Firma Markit podała we wtorek, że wskaźnik PMI dla Polski w lipcu spadł do 52,3 pkt. z 53,1 pkt. w czerwcu i wobec prognozy na poziomie 53,2 pkt.

Ekonomista z Pekao Adam Antoniak zwrócił uwagę, że lipcowy PMI znalazł się na najniższym poziomie od ośmiu miesięcy. "Wolniejsze tempo wzrostu aktywności w polskim przetwórstwie w lipcu było przede wszystkim konsekwencją wolniejszego wzrostu nowych zamówień oraz mniej dynamicznego wzrostu produkcji" - komentuje Antoniak.

Wskazał, że lipiec przyniósł dalszy spadek presji na wzrost kosztów (najniższy wzrost od 9 miesięcy), jednak pozostała ona wciąż widoczna.

Jego zdaniem lipcowy raport Markitu sugeruje wyhamowanie tempa wzrostu aktywności w przetwórstwie na początku III kw. 2017 r., jednak perspektywy wzrostu aktywności w przemyśle pozostają pozytywne.

Reklama

"W szczególności dobrą informacją jest utrzymujący się solidny wzrost zamówień eksportowych w sytuacji, kiedy ok. 50 proc. produkcji krajowego przemysłu trafia na rynki zagraniczne" - dodał.

Główna ekonomistka Konfederacji Lewiatan dr Małgorzata Starczewska - Krzysztoszek zastanawia się natomiast, czy niższy lipcowy PMI to tylko wakacyjne spowolnienie związane z urlopami pracowników, czy też pierwszy sygnał lekkiego słabnięcia polskiej gospodarki.

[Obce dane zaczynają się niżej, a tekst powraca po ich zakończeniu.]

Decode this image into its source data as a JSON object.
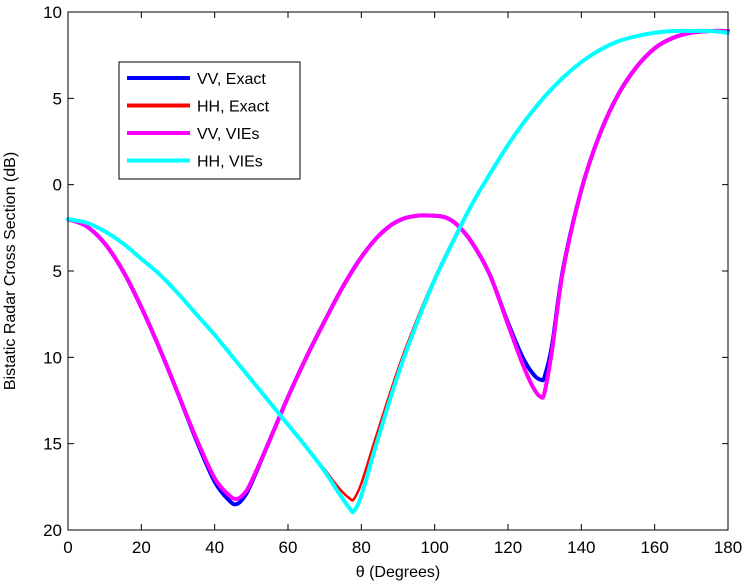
{
  "chart_data": {
    "type": "line",
    "title": "",
    "xlabel": "θ (Degrees)",
    "ylabel": "Bistatic Radar Cross Section (dB)",
    "xlim": [
      0,
      180
    ],
    "ylim": [
      -20,
      10
    ],
    "x_ticks": [
      0,
      20,
      40,
      60,
      80,
      100,
      120,
      140,
      160,
      180
    ],
    "y_ticks": [
      -20,
      -15,
      -10,
      -5,
      0,
      5,
      10
    ],
    "x_tick_labels": [
      "0",
      "20",
      "40",
      "60",
      "80",
      "100",
      "120",
      "140",
      "160",
      "180"
    ],
    "y_tick_labels": [
      "20",
      "15",
      "10",
      "5",
      "0",
      "5",
      "10"
    ],
    "grid": false,
    "legend_position": "top-left",
    "series": [
      {
        "name": "VV, Exact",
        "color": "#0000ff",
        "x": [
          0,
          5,
          10,
          15,
          20,
          25,
          30,
          35,
          40,
          44,
          46,
          48,
          50,
          55,
          60,
          65,
          70,
          75,
          80,
          85,
          90,
          95,
          100,
          103,
          106,
          110,
          115,
          120,
          124,
          127,
          129,
          130,
          132,
          135,
          140,
          145,
          150,
          155,
          160,
          165,
          170,
          175,
          180
        ],
        "y": [
          -2.0,
          -2.4,
          -3.4,
          -5.0,
          -7.1,
          -9.5,
          -12.1,
          -14.8,
          -17.2,
          -18.3,
          -18.5,
          -18.1,
          -17.3,
          -14.8,
          -12.3,
          -10.0,
          -7.9,
          -5.9,
          -4.2,
          -2.9,
          -2.1,
          -1.8,
          -1.8,
          -1.9,
          -2.3,
          -3.3,
          -5.2,
          -8.0,
          -10.0,
          -11.0,
          -11.3,
          -11.1,
          -9.3,
          -4.9,
          -0.3,
          2.9,
          5.2,
          6.8,
          7.9,
          8.5,
          8.8,
          8.9,
          8.9
        ]
      },
      {
        "name": "HH, Exact",
        "color": "#ff0000",
        "x": [
          0,
          5,
          10,
          15,
          20,
          25,
          30,
          35,
          40,
          45,
          50,
          55,
          60,
          65,
          70,
          74,
          77,
          78,
          80,
          84,
          90,
          95,
          100,
          105,
          110,
          115,
          120,
          125,
          130,
          135,
          140,
          145,
          150,
          155,
          160,
          165,
          170,
          175,
          180
        ],
        "y": [
          -2.0,
          -2.2,
          -2.7,
          -3.4,
          -4.3,
          -5.2,
          -6.3,
          -7.5,
          -8.7,
          -10.0,
          -11.3,
          -12.6,
          -13.9,
          -15.2,
          -16.5,
          -17.6,
          -18.2,
          -18.2,
          -17.3,
          -14.6,
          -10.7,
          -7.9,
          -5.4,
          -3.2,
          -1.2,
          0.6,
          2.3,
          3.8,
          5.1,
          6.2,
          7.1,
          7.8,
          8.3,
          8.6,
          8.8,
          8.9,
          8.9,
          8.9,
          8.8
        ]
      },
      {
        "name": "VV, VIEs",
        "color": "#ff00ff",
        "x": [
          0,
          5,
          10,
          15,
          20,
          25,
          30,
          35,
          40,
          44,
          46,
          48,
          50,
          55,
          60,
          65,
          70,
          75,
          80,
          85,
          90,
          95,
          100,
          103,
          106,
          110,
          115,
          120,
          124,
          127,
          129,
          130,
          132,
          135,
          140,
          145,
          150,
          155,
          160,
          165,
          170,
          175,
          180
        ],
        "y": [
          -2.0,
          -2.4,
          -3.4,
          -5.0,
          -7.1,
          -9.5,
          -12.1,
          -14.7,
          -17.0,
          -18.0,
          -18.2,
          -17.9,
          -17.2,
          -14.8,
          -12.3,
          -10.0,
          -7.9,
          -5.9,
          -4.2,
          -2.9,
          -2.1,
          -1.8,
          -1.8,
          -1.9,
          -2.3,
          -3.3,
          -5.2,
          -8.1,
          -10.4,
          -11.8,
          -12.3,
          -12.0,
          -9.6,
          -5.0,
          -0.3,
          2.9,
          5.2,
          6.8,
          7.9,
          8.5,
          8.8,
          8.9,
          8.9
        ]
      },
      {
        "name": "HH, VIEs",
        "color": "#00ffff",
        "x": [
          0,
          5,
          10,
          15,
          20,
          25,
          30,
          35,
          40,
          45,
          50,
          55,
          60,
          65,
          70,
          74,
          77,
          78,
          80,
          84,
          90,
          95,
          100,
          105,
          110,
          115,
          120,
          125,
          130,
          135,
          140,
          145,
          150,
          155,
          160,
          165,
          170,
          175,
          180
        ],
        "y": [
          -2.0,
          -2.2,
          -2.7,
          -3.4,
          -4.3,
          -5.2,
          -6.3,
          -7.5,
          -8.7,
          -10.0,
          -11.3,
          -12.6,
          -13.9,
          -15.2,
          -16.6,
          -17.9,
          -18.8,
          -18.9,
          -18.0,
          -15.1,
          -11.0,
          -8.1,
          -5.5,
          -3.3,
          -1.2,
          0.6,
          2.3,
          3.8,
          5.1,
          6.2,
          7.1,
          7.8,
          8.3,
          8.6,
          8.8,
          8.9,
          8.9,
          8.9,
          8.8
        ]
      }
    ]
  }
}
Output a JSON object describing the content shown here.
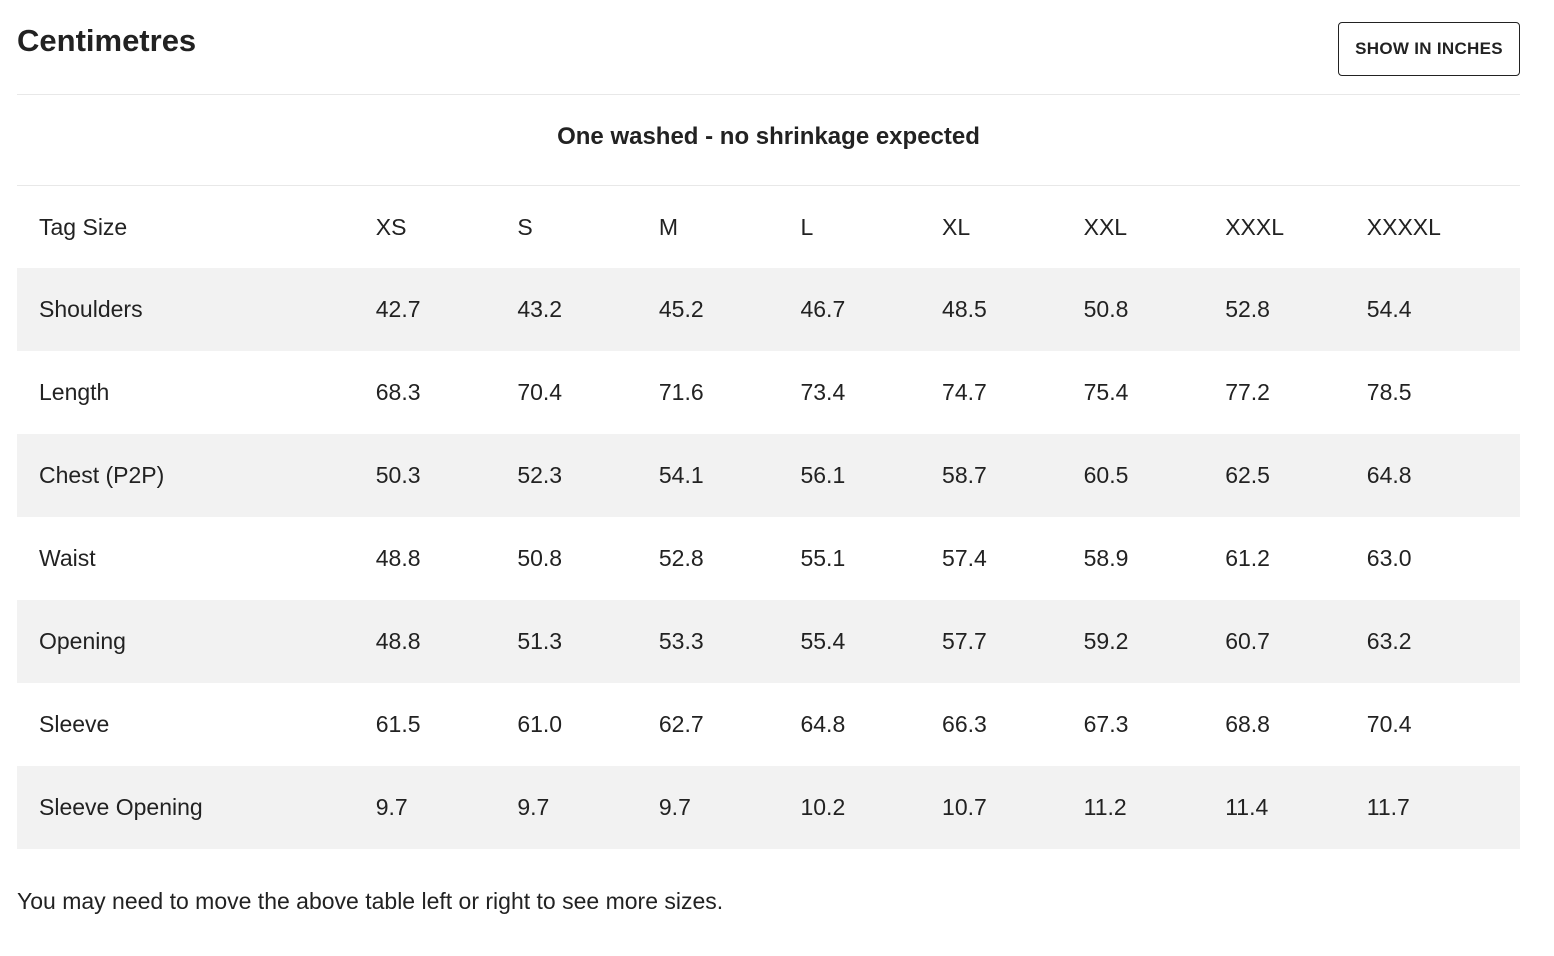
{
  "header": {
    "unit_title": "Centimetres",
    "toggle_label": "SHOW IN INCHES"
  },
  "note": "One washed - no shrinkage expected",
  "table": {
    "label_header": "Tag Size",
    "sizes": [
      "XS",
      "S",
      "M",
      "L",
      "XL",
      "XXL",
      "XXXL",
      "XXXXL"
    ],
    "rows": [
      {
        "label": "Shoulders",
        "values": [
          "42.7",
          "43.2",
          "45.2",
          "46.7",
          "48.5",
          "50.8",
          "52.8",
          "54.4"
        ]
      },
      {
        "label": "Length",
        "values": [
          "68.3",
          "70.4",
          "71.6",
          "73.4",
          "74.7",
          "75.4",
          "77.2",
          "78.5"
        ]
      },
      {
        "label": "Chest (P2P)",
        "values": [
          "50.3",
          "52.3",
          "54.1",
          "56.1",
          "58.7",
          "60.5",
          "62.5",
          "64.8"
        ]
      },
      {
        "label": "Waist",
        "values": [
          "48.8",
          "50.8",
          "52.8",
          "55.1",
          "57.4",
          "58.9",
          "61.2",
          "63.0"
        ]
      },
      {
        "label": "Opening",
        "values": [
          "48.8",
          "51.3",
          "53.3",
          "55.4",
          "57.7",
          "59.2",
          "60.7",
          "63.2"
        ]
      },
      {
        "label": "Sleeve",
        "values": [
          "61.5",
          "61.0",
          "62.7",
          "64.8",
          "66.3",
          "67.3",
          "68.8",
          "70.4"
        ]
      },
      {
        "label": "Sleeve Opening",
        "values": [
          "9.7",
          "9.7",
          "9.7",
          "10.2",
          "10.7",
          "11.2",
          "11.4",
          "11.7"
        ]
      }
    ]
  },
  "footer_note": "You may need to move the above table left or right to see more sizes.",
  "colors": {
    "text": "#222222",
    "shaded_row": "#f2f2f2",
    "divider": "#e8e8e8"
  }
}
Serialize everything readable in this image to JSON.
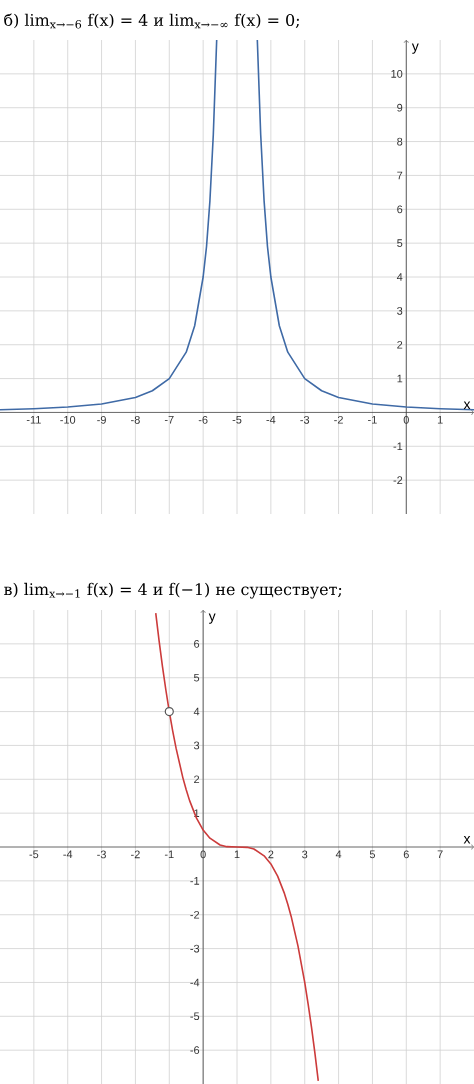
{
  "chart_data": [
    {
      "type": "line",
      "title": "б) lim$_{x→−6}$ f(x) = 4  и  lim$_{x→−∞}$ f(x) = 0;",
      "xlabel": "x",
      "ylabel": "y",
      "xlim": [
        -12,
        2
      ],
      "ylim": [
        -3,
        11
      ],
      "grid": true,
      "xticks": [
        -11,
        -10,
        -9,
        -8,
        -7,
        -6,
        -5,
        -4,
        -3,
        -2,
        -1,
        0,
        1
      ],
      "yticks": [
        -2,
        -1,
        1,
        2,
        3,
        4,
        5,
        6,
        7,
        8,
        9,
        10
      ],
      "series": [
        {
          "marker": "none",
          "color": "#3f6aa6",
          "x": [
            -12,
            -11,
            -10,
            -9,
            -8,
            -7.5,
            -7,
            -6.5,
            -6.25,
            -6,
            -5.9,
            -5.8,
            -5.7,
            -5.6
          ],
          "values": [
            0.08,
            0.11,
            0.16,
            0.25,
            0.44,
            0.64,
            1,
            1.78,
            2.56,
            4,
            4.9,
            6.25,
            8.2,
            11
          ]
        },
        {
          "marker": "none",
          "color": "#3f6aa6",
          "x": [
            -4.4,
            -4.3,
            -4.2,
            -4.1,
            -4,
            -3.75,
            -3.5,
            -3,
            -2.5,
            -2,
            -1,
            0,
            1,
            2
          ],
          "values": [
            11,
            8.2,
            6.25,
            4.9,
            4,
            2.56,
            1.78,
            1,
            0.64,
            0.44,
            0.25,
            0.16,
            0.11,
            0.08
          ]
        }
      ]
    },
    {
      "type": "line",
      "title": "в) lim$_{x→−1}$ f(x) = 4  и  f(−1) не существует;",
      "xlabel": "x",
      "ylabel": "y",
      "xlim": [
        -6,
        8
      ],
      "ylim": [
        -7,
        7
      ],
      "grid": true,
      "xticks": [
        -5,
        -4,
        -3,
        -2,
        -1,
        0,
        1,
        2,
        3,
        4,
        5,
        6,
        7
      ],
      "yticks": [
        -6,
        -5,
        -4,
        -3,
        -2,
        -1,
        1,
        2,
        3,
        4,
        5,
        6
      ],
      "series": [
        {
          "marker": "none",
          "color": "#cc3b3b",
          "x": [
            -1.4,
            -1.3,
            -1.2,
            -1.1,
            -1,
            -0.9,
            -0.8,
            -0.6,
            -0.5,
            -0.4,
            -0.2,
            0,
            0.2,
            0.5,
            0.7,
            1,
            1.3,
            1.5,
            1.8,
            2,
            2.2,
            2.4,
            2.5,
            2.6,
            2.8,
            3,
            3.1,
            3.2,
            3.3,
            3.4
          ],
          "values": [
            6.91,
            6.08,
            5.32,
            4.63,
            4,
            3.43,
            2.92,
            2.05,
            1.69,
            1.37,
            0.86,
            0.5,
            0.26,
            0.06,
            0.01,
            0,
            -0.01,
            -0.06,
            -0.26,
            -0.5,
            -0.86,
            -1.37,
            -1.69,
            -2.05,
            -2.92,
            -4,
            -4.63,
            -5.32,
            -6.08,
            -6.91
          ]
        },
        {
          "type": "scatter",
          "marker": "circle",
          "color": "#555555",
          "x": [
            -1
          ],
          "values": [
            4
          ]
        }
      ]
    }
  ]
}
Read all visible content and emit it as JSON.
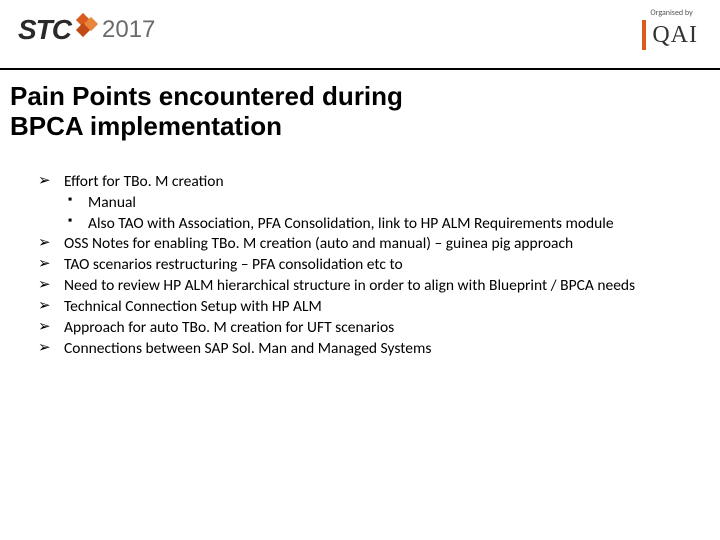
{
  "header": {
    "logo_stc": "STC",
    "logo_year": "2017",
    "organised_label": "Organised by",
    "qai_text": "QAI"
  },
  "title": {
    "line1": "Pain Points encountered during",
    "line2": "BPCA implementation"
  },
  "bullets": {
    "b1": "Effort for TBo. M creation",
    "b1_sub1": "Manual",
    "b1_sub2": "Also TAO with Association, PFA Consolidation, link to HP ALM Requirements module",
    "b2": "OSS Notes for enabling TBo. M creation (auto and manual) – guinea pig approach",
    "b3": "TAO scenarios restructuring – PFA consolidation etc to",
    "b4": "Need to review HP ALM hierarchical structure in order to align with Blueprint / BPCA needs",
    "b5": "Technical Connection Setup with HP ALM",
    "b6": "Approach for auto TBo. M creation for UFT scenarios",
    "b7": "Connections between SAP Sol. Man and Managed Systems"
  },
  "colors": {
    "accent_orange": "#d95b1e",
    "text_black": "#000000",
    "background": "#ffffff"
  }
}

Według niej PMI był w lipcu niższy, bowiem zamówienia z polskiej gospodarki rosły wolniej niż wcześniej, i wolniej niż zamówienia eksportowe.

"To dziwi, bowiem przedsiębiorcy mówią, że popyt rośnie, i że zaspakajają go zwiększeniem zatrudnienia. Sygnalizują także niewystarczającą podaż surowców oraz opóźnienia w dostawach. Produkcja powinna zatem dynamicznie rosnąć, a tymczasem wzrost wielkości produkcji był najwolniejszy od dziewięciu miesięcy" - wskazała Starczewska-Krzysztoszek.

Jej zdaniem część rosnącego popytu konsumpcyjnego zaspakajana jest nie przez produkcję w Polsce, a przez import. "A to oznacza, że albo towary z importu wypierają towary produkowane w Polsce, albo polski przemysł nie ma potencjału do zagospodarowania całego popytu. Jeśli to drugie, to najgorszy z możliwych sygnałów, bo pokazujący konsekwencje osłabienia skłonności firm do inwestowania – w 2016 r. inwestycje przedsiębiorstw spadły r/r o 13,2 proc." - oceniła.

Ekonomistka uważa, że najsłabszy od ośmiu miesięcy PMI nie jest powodem do zmartwień, martwić jednak mogą informacje, które za tym stoją.

"Na konsumpcji nie zbudujemy trwałych, stabilnych podstaw wzrostu polskiej gospodarki. Do tego potrzebne są inwestycje. A te potrzebują jasności, przewidywalności regulacyjnej i stabilności politycznej. A tego nie ma" - ocenia Starczewska-Krzysztoszek.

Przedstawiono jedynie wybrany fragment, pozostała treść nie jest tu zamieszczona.